63
It’s funny how it happens.
One morning at a time you feel just a little bit better than the one before.
It’s cliché as hell but it’s true, time heals all wounds.
Here’s the thing, the wheel keeps turning.
Before you know it, you’re eating full meals and you’re going to work, and you’ve got yourself distracted again.
You’re filling your time with beer and conversation and you’re letting laughter win again and again.
Your best friends are rallied, all encouraging the healing, and it happens.
But for me, most of all, every morning when I open my eyes, Rose is the first thing I see.
Peaceful and dreaming.
There is nothing more healing than waking to the world in the arms of someone that has your heart.
She alone helped me greet many gray dark days.
I’d softly kiss her good morning and we’d whisper gentle nonsense to one another.
Other times we’d laugh quietly, stretching and slowly moving our bodies awake.
Sometimes we’d make love.
Her breath and mine, her life and mine.
I crave her touch.
It heals me day after day.
It makes sense to me, in the end, that as long as you are together, moving forward with someone you adore, one tiny inch at a time, everything will be okay.
There is still so much and so many to love, and that, in itself, is worth it.
Night could have taken any of us, but it hadn’t yet.
On we go.
One day turns into another, then another and another until you wake up one morning and there’s a couple feet of snow on the ground and you’re believing in all sorts of ways forward.
Somewhere in these mornings, these long days of thinking, dreaming, and healing, I’ve somehow got it in my mind again that I need to go.
I’m not sure where, but it’s in me, stronger than before.
There are spirits in my house.
Maybe they need the roost for a while.
But where to? Rose is finally all settled in at Jimmy’s and really loving her time there.
Saul has given her more and more control and she’s making all sorts of friends at the bar.
I don’t think I have to explain how everyone at that place goes wild over a girl like her.
Some nights of her random choosing, she’d break out her guitar in the late a.m.
hours and play for whichever lonely hearts were left there to hear it.
To see her in the bar light, strumming and singing like Joni herself, changes me.
Her soulful voice fills holes in my heart.
I couldn’t be more on fire.
I could watch her for hours and hours.
Rose is so beautiful, it makes you more spiritual.

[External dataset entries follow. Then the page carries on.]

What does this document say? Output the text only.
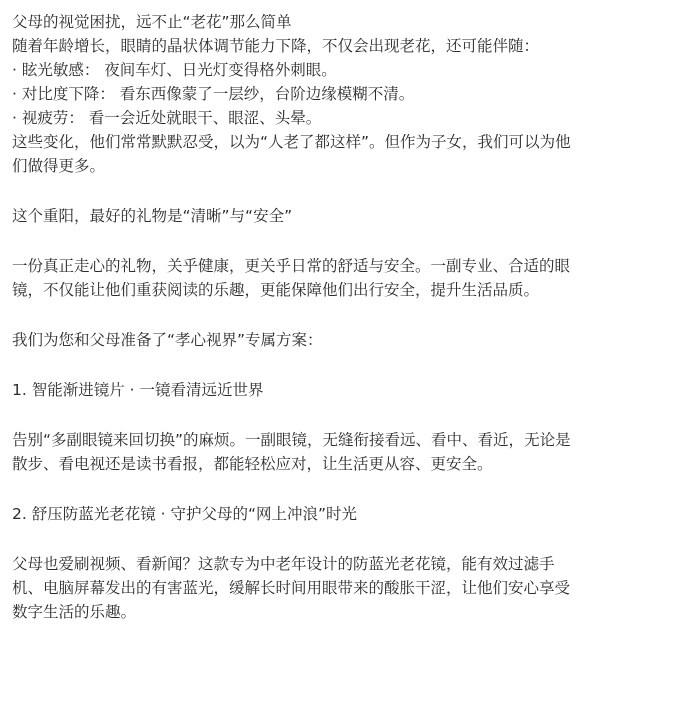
父母的视觉困扰，远不止“老花”那么简单
随着年龄增长，眼睛的晶状体调节能力下降，不仅会出现老花，还可能伴随：
· 眩光敏感： 夜间车灯、日光灯变得格外刺眼。
· 对比度下降： 看东西像蒙了一层纱，台阶边缘模糊不清。
· 视疲劳： 看一会近处就眼干、眼涩、头晕。
这些变化，他们常常默默忍受，以为“人老了都这样”。但作为子女，我们可以为他
们做得更多。
这个重阳，最好的礼物是“清晰”与“安全”
一份真正走心的礼物，关乎健康，更关乎日常的舒适与安全。一副专业、合适的眼
镜，不仅能让他们重获阅读的乐趣，更能保障他们出行安全，提升生活品质。
我们为您和父母准备了“孝心视界”专属方案：
1. 智能渐进镜片 · 一镜看清远近世界
告别“多副眼镜来回切换”的麻烦。一副眼镜，无缝衔接看远、看中、看近，无论是
散步、看电视还是读书看报，都能轻松应对，让生活更从容、更安全。
2. 舒压防蓝光老花镜 · 守护父母的“网上冲浪”时光
父母也爱刷视频、看新闻？这款专为中老年设计的防蓝光老花镜，能有效过滤手
机、电脑屏幕发出的有害蓝光，缓解长时间用眼带来的酸胀干涩，让他们安心享受
数字生活的乐趣。
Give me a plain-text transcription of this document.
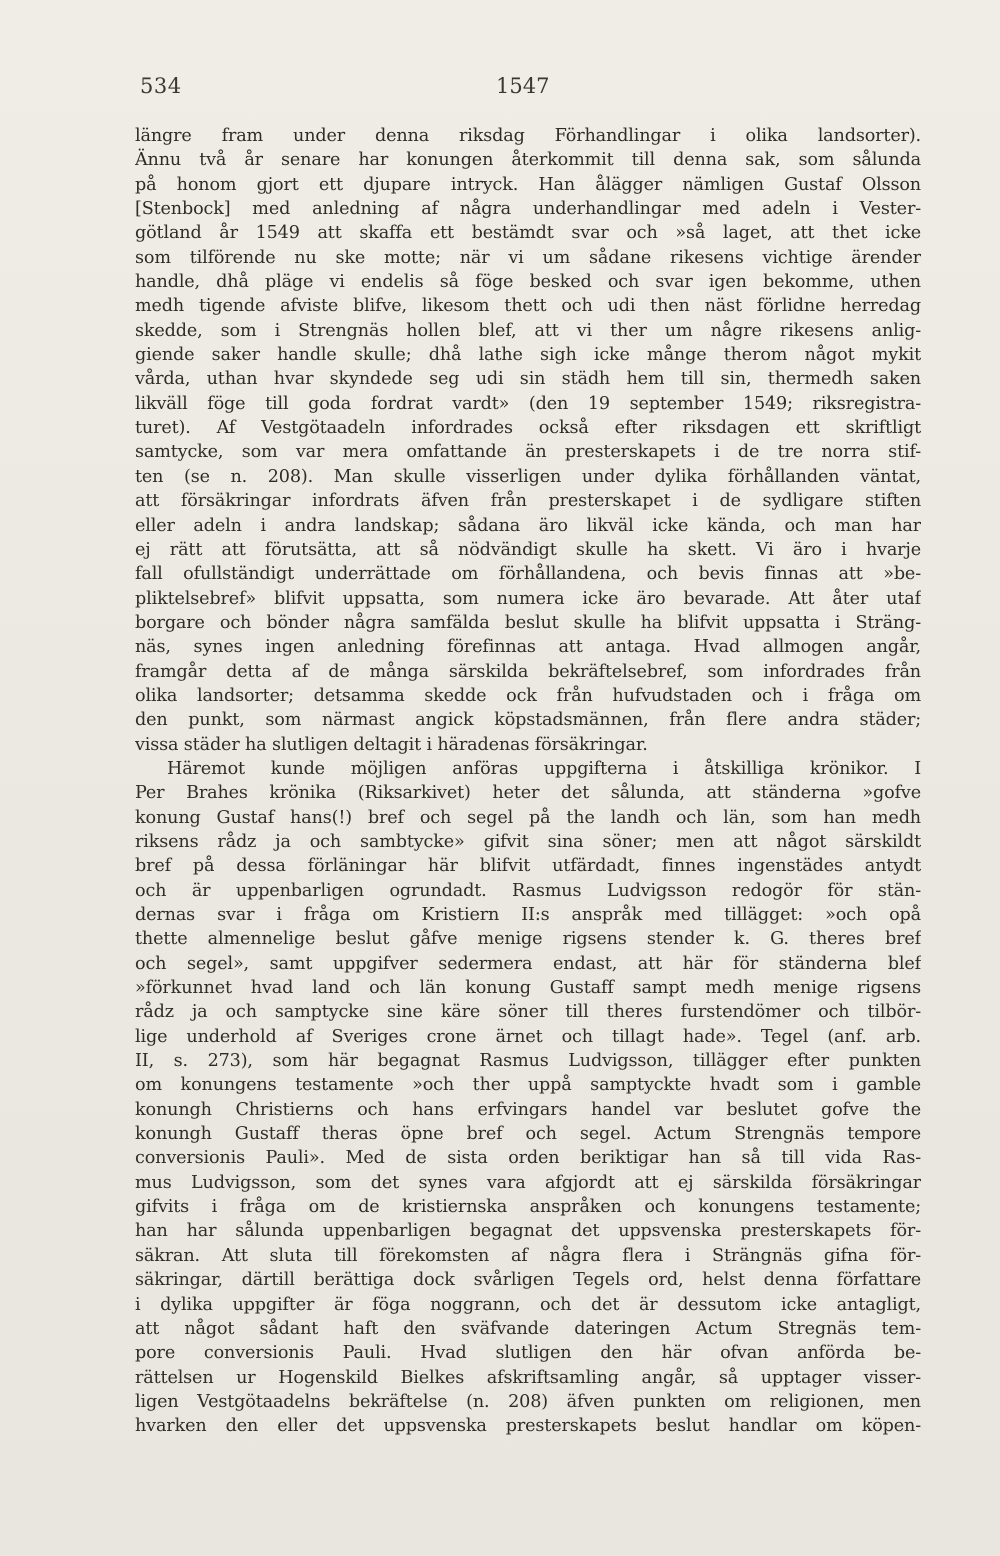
534	1547
längre fram under denna riksdag Förhandlingar i olika landsorter).
Ännu två år senare har konungen återkommit till denna sak, som sålunda
på honom gjort ett djupare intryck. Han ålägger nämligen Gustaf Olsson
[Stenbock] med anledning af några underhandlingar med adeln i Vester-
götland år 1549 att skaffa ett bestämdt svar och »så laget, att thet icke
som tilförende nu ske motte; när vi um sådane rikesens vichtige ärender
handle, dhå pläge vi endelis så föge besked och svar igen bekomme, uthen
medh tigende afviste blifve, likesom thett och udi then näst förlidne herredag
skedde, som i Strengnäs hollen blef, att vi ther um någre rikesens anlig-
giende saker handle skulle; dhå lathe sigh icke månge therom något mykit
vårda, uthan hvar skyndede seg udi sin städh hem till sin, thermedh saken
likväll föge till goda fordrat vardt» (den 19 september 1549; riksregistra-
turet). Af Vestgötaadeln infordrades också efter riksdagen ett skriftligt
samtycke, som var mera omfattande än presterskapets i de tre norra stif-
ten (se n. 208). Man skulle visserligen under dylika förhållanden väntat,
att försäkringar infordrats äfven från presterskapet i de sydligare stiften
eller adeln i andra landskap; sådana äro likväl icke kända, och man har
ej rätt att förutsätta, att så nödvändigt skulle ha skett. Vi äro i hvarje
fall ofullständigt underrättade om förhållandena, och bevis finnas att »be-
pliktelsebref» blifvit uppsatta, som numera icke äro bevarade. Att åter utaf
borgare och bönder några samfälda beslut skulle ha blifvit uppsatta i Sträng-
näs, synes ingen anledning förefinnas att antaga. Hvad allmogen angår,
framgår detta af de många särskilda bekräftelsebref, som infordrades från
olika landsorter; detsamma skedde ock från hufvudstaden och i fråga om
den punkt, som närmast angick köpstadsmännen, från flere andra städer;
vissa städer ha slutligen deltagit i häradenas försäkringar.
Häremot kunde möjligen anföras uppgifterna i åtskilliga krönikor. I
Per Brahes krönika (Riksarkivet) heter det sålunda, att ständerna »gofve
konung Gustaf hans(!) bref och segel på the landh och län, som han medh
riksens rådz ja och sambtycke» gifvit sina söner; men att något särskildt
bref på dessa förläningar här blifvit utfärdadt, finnes ingenstädes antydt
och är uppenbarligen ogrundadt. Rasmus Ludvigsson redogör för stän-
dernas svar i fråga om Kristiern II:s anspråk med tillägget: »och opå
thette almennelige beslut gåfve menige rigsens stender k. G. theres bref
och segel», samt uppgifver sedermera endast, att här för ständerna blef
»förkunnet hvad land och län konung Gustaff sampt medh menige rigsens
rådz ja och samptycke sine käre söner till theres furstendömer och tilbör-
lige underhold af Sveriges crone ärnet och tillagt hade». Tegel (anf. arb.
II, s. 273), som här begagnat Rasmus Ludvigsson, tillägger efter punkten
om konungens testamente »och ther uppå samptyckte hvadt som i gamble
konungh Christierns och hans erfvingars handel var beslutet gofve the
konungh Gustaff theras öpne bref och segel. Actum Strengnäs tempore
conversionis Pauli». Med de sista orden beriktigar han så till vida Ras-
mus Ludvigsson, som det synes vara afgjordt att ej särskilda försäkringar
gifvits i fråga om de kristiernska anspråken och konungens testamente;
han har sålunda uppenbarligen begagnat det uppsvenska presterskapets för-
säkran. Att sluta till förekomsten af några flera i Strängnäs gifna för-
säkringar, därtill berättiga dock svårligen Tegels ord, helst denna författare
i dylika uppgifter är föga noggrann, och det är dessutom icke antagligt,
att något sådant haft den sväfvande dateringen Actum Stregnäs tem-
pore conversionis Pauli. Hvad slutligen den här ofvan anförda be-
rättelsen ur Hogenskild Bielkes afskriftsamling angår, så upptager visser-
ligen Vestgötaadelns bekräftelse (n. 208) äfven punkten om religionen, men
hvarken den eller det uppsvenska presterskapets beslut handlar om köpen-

She’s grounded but somehow, free.
Tough but gentle; funny but straight.
Her dualities inspire me.
She’s the biggest damn hit Johnston has ever seen in its life.
God, how I adore her.
I’m falling in love with her, and she knows it.
She must know it.
She is a piece of Johnston now.
She is happy.
So, I stow away my thoughts of departure.
I’m in no kind of rush.
I buried my father out in Johnston Cemetery next to my mother, a few miles from my house.
I stand with my father’s jacket cloaked around me looking down at both my parents, trying to convince myself it will all be okay.
I leave flowers on their graves.
I run my fingers in a cross on their tombstones.
I never want to stay for too long…
I’m driving home with Rose in the passenger seat. I’m holding her hand. Even in the winter we keep the windows cracked. The fresh December air is like nothing else. She scratches some white paint off my right thumb nail which is still coated on there from work I’d done this morning. Dave Matthews is playing on CD. She sings along and I can’t help but follow her lead. We sing about playing time, dancing through troubles, and finding our way out.
Later, Rose gets out her guitar. I make a fire and the smoke curls up through the chimney, the heat fills the whole wooden house. In her blue socks and sweatshirt, she strums fine as ever. God. When Rose sings it, I care about nothing else, no other voice or sound will do.
She shares her soul, taking the feeling from centuries past and bringing the future with too, the way all special musicians do. Countless decades layer her voice. She plays it so raw, calmly and true. She plays for an hour, and I don’t want her to stop.
“One more Rose, one more…”
She smiles bashfully and continues. Sitting by the fire in the freezing winter evening, I think about asking her to marry me here and now. It’s the first time I’ve ever had that thought in my life. I can’t help it.
“What are you smiling at?” she asks.
“Nothin,” I say.
And I crawl up to her legs where she sits.
I hug them tightly to my chest and try to freeze time.